A journey to Mecca, the Hajj, is one of the Five Pillars of Islam, an undertaking that every Muslim should attempt at least once in his or her life. By leaving their homes and possessions and taking to the road to travel to the birthplace of Islam, Muslims are reminded that all humans are equal before God. It's no wonder, then, that the Hajj has been a central theme of Islamic travel-writing since the 7th century, A.D.

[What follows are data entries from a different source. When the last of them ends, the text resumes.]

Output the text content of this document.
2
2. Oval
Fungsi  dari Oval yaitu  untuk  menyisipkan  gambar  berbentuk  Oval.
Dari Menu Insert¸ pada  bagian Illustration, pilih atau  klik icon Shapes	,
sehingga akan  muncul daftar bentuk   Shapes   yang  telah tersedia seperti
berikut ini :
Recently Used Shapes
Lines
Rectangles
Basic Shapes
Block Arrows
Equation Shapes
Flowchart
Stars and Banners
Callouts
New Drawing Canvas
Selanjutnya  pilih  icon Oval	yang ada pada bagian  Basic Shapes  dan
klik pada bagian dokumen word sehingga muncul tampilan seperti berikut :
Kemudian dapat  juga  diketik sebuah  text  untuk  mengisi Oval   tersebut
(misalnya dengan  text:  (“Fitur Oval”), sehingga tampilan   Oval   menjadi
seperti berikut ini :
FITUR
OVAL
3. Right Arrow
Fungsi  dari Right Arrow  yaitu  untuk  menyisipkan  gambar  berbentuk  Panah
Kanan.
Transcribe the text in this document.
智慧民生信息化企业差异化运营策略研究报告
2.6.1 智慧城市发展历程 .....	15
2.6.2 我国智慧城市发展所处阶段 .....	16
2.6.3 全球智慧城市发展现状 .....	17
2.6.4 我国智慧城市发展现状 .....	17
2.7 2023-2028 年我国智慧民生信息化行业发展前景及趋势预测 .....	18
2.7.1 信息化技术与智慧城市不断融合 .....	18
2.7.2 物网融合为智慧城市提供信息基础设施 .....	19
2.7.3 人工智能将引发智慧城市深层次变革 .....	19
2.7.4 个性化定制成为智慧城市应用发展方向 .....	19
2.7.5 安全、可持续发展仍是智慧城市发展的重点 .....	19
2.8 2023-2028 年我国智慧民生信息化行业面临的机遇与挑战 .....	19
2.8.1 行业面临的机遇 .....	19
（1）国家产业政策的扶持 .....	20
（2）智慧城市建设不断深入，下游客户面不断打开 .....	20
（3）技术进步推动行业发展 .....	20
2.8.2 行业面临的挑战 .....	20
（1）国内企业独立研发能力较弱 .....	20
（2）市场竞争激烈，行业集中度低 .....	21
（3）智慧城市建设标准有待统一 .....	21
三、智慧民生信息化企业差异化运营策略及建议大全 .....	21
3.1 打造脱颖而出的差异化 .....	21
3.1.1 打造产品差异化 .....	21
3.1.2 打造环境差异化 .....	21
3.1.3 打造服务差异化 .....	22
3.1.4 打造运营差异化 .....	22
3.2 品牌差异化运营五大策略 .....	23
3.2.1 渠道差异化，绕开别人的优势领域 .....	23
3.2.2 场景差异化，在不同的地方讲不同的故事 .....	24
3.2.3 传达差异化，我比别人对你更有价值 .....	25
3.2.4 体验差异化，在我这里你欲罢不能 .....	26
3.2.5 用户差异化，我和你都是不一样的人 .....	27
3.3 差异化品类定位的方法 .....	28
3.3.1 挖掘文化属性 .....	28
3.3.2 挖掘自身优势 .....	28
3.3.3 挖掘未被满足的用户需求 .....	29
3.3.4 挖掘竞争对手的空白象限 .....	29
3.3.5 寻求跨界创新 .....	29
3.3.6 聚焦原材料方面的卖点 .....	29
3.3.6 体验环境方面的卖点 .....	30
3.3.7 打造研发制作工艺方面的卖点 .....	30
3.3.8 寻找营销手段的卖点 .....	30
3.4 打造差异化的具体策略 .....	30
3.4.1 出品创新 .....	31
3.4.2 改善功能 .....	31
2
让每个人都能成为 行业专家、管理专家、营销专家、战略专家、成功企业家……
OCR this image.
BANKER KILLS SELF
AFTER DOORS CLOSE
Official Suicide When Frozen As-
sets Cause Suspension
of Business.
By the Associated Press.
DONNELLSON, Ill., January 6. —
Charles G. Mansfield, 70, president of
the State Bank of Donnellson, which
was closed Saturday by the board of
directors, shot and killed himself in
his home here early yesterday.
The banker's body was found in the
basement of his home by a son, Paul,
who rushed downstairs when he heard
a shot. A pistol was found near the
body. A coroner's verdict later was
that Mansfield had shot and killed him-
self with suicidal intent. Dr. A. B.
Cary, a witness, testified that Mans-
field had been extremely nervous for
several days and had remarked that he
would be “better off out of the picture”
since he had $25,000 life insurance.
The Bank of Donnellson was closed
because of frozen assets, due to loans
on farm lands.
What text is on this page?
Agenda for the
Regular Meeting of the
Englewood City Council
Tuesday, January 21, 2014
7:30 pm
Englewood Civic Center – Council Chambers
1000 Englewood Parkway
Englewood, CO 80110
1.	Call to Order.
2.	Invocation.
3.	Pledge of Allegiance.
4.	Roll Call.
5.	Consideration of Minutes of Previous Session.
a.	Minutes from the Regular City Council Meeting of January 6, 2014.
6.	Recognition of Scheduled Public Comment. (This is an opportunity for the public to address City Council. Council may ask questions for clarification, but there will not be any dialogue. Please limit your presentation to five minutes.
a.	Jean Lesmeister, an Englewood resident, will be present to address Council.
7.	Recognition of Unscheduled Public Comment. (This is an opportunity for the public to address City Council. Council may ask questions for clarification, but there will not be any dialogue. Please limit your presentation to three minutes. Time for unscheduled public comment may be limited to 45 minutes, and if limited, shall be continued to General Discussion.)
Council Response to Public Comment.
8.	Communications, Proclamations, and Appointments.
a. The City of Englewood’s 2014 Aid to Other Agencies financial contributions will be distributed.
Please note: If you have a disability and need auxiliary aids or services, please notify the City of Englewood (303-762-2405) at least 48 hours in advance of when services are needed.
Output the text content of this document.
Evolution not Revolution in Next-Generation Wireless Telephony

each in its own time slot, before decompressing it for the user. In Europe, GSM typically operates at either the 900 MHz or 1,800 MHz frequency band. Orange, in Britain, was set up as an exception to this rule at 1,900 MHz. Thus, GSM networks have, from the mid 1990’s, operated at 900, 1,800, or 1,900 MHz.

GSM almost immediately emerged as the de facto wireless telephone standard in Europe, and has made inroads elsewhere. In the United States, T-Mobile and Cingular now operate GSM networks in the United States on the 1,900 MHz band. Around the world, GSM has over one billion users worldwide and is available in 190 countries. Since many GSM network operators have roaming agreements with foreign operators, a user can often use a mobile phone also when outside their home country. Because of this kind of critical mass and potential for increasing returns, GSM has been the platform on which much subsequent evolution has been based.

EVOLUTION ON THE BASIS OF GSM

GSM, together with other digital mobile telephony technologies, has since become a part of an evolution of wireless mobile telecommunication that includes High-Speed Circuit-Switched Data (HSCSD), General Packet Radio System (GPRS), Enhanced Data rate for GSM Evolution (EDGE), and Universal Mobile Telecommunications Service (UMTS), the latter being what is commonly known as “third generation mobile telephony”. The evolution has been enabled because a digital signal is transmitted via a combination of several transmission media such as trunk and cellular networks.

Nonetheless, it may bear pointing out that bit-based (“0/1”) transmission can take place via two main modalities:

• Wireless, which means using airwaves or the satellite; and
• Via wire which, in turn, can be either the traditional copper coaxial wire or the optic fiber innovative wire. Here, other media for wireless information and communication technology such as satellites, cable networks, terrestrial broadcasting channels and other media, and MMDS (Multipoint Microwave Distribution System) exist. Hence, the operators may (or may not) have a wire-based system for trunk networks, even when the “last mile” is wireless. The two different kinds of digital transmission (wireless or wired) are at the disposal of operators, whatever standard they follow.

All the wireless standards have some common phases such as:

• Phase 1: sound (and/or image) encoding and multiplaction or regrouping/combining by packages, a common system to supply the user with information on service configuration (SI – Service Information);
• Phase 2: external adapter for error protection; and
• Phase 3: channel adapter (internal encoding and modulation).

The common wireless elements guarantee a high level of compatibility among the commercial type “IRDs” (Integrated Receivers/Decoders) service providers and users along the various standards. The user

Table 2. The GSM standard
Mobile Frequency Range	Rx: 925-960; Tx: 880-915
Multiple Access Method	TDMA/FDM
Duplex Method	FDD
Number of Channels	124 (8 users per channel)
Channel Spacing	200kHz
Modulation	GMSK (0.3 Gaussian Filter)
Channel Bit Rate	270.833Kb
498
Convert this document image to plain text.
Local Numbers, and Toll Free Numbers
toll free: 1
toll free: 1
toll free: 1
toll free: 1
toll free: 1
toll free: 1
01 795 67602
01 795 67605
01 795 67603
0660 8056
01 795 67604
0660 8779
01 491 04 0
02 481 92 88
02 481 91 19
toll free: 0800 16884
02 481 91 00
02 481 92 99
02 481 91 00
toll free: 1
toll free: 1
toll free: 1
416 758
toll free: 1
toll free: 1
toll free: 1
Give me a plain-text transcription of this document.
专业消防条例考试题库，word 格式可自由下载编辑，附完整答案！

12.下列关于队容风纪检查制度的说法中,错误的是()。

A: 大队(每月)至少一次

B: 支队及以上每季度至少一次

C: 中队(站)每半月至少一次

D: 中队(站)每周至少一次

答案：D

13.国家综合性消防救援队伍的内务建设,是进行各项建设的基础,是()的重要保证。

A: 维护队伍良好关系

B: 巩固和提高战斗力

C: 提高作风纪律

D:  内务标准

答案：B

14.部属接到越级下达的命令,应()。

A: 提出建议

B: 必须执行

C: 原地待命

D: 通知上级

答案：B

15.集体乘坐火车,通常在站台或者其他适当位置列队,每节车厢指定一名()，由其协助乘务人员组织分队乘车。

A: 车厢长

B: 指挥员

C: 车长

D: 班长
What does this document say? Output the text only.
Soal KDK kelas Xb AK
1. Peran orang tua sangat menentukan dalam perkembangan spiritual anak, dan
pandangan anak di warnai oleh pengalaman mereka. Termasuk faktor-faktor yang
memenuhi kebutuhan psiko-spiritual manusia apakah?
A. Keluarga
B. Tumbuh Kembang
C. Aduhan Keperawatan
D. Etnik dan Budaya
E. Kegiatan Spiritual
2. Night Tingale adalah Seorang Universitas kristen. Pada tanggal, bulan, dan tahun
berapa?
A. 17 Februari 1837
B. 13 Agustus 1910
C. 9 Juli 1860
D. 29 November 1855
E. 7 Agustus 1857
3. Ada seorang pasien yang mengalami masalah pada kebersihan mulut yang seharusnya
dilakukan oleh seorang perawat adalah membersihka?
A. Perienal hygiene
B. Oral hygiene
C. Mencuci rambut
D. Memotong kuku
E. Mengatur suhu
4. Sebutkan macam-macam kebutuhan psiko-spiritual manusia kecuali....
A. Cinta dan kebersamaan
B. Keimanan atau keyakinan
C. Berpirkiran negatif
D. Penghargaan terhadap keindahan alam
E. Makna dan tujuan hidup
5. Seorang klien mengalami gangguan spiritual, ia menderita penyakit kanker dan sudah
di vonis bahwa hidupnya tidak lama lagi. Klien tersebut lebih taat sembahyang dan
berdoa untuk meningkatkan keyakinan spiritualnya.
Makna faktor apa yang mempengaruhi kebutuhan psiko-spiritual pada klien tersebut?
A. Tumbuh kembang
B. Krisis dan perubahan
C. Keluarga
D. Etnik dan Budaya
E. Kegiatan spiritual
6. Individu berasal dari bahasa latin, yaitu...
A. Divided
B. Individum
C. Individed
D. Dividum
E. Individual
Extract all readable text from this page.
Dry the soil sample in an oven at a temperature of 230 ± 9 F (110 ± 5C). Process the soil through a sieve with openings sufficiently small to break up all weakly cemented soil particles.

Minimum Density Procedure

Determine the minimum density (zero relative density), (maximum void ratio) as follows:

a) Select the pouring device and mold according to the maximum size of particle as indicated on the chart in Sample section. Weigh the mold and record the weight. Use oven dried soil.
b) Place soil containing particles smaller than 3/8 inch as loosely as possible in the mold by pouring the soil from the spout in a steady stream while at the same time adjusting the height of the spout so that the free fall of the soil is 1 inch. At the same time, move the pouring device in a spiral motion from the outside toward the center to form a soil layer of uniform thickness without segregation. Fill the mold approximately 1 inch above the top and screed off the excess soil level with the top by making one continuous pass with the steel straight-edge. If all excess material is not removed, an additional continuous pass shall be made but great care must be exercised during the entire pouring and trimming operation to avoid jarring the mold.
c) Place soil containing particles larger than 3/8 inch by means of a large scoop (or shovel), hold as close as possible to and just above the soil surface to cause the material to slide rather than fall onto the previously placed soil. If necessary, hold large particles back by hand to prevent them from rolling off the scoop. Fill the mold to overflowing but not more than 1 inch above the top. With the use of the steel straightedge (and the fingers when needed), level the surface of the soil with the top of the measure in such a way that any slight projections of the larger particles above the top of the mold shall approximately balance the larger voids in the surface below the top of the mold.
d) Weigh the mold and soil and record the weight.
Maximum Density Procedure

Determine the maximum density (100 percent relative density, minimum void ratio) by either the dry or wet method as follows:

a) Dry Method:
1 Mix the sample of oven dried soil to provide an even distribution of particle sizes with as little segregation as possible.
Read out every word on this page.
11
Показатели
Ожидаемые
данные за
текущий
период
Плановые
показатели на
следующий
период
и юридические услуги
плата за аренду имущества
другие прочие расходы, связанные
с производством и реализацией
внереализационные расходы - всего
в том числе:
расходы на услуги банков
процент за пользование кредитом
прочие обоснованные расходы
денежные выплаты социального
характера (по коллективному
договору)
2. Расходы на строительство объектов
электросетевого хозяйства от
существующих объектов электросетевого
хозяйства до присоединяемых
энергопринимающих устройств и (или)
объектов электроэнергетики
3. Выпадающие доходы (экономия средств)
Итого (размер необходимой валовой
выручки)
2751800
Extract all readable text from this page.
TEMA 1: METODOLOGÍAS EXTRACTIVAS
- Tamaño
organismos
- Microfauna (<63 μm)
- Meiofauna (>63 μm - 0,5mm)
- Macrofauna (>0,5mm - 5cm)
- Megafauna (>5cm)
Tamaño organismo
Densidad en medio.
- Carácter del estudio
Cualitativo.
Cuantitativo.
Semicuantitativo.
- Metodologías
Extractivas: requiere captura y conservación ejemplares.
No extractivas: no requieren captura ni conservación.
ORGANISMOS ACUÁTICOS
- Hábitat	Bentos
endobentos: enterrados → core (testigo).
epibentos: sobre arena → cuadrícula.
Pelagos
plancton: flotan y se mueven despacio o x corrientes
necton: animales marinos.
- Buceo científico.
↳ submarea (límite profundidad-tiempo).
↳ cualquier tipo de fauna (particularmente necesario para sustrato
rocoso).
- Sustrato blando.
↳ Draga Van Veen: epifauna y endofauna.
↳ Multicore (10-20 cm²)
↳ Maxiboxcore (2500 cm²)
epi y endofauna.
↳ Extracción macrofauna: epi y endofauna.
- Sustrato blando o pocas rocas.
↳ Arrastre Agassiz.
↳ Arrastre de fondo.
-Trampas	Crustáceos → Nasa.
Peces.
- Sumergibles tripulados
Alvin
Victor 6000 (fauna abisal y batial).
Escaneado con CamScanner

One Thousand Roads to Mecca is a collection of more than 20 accounts of the Hajj spanning ten centuries. The writers collected in this anthology reflect the geographic diversity of Islam. These pilgrims come from all over the world: Morocco, India, Persia, England, Italy, and the United States. They travel by boat and camel, on foot and horseback and, most recently, by airplane; many suffered all the hardships and dangers attached to a long pilgrimage of months or even years through deserts and over mountains, across lands populated by brigands and thieves. But along with the hazards are descriptions of of Cairo and Damascus at the height of their glory during the medieval period and anecdotes and observations that render the cosmopolitan nature of the pilgrims. In addition to the writings of Muslim pilgrims, there are also several accounts by non-Muslim westerners who, by hook or by crook, gained access to the forbidden city of Mecca and then wrote about it. One Thousand Roads to Mecca is both classic travel literature at its best and a wonderful introduction to the tenets and practices of a frequently misunderstood religion.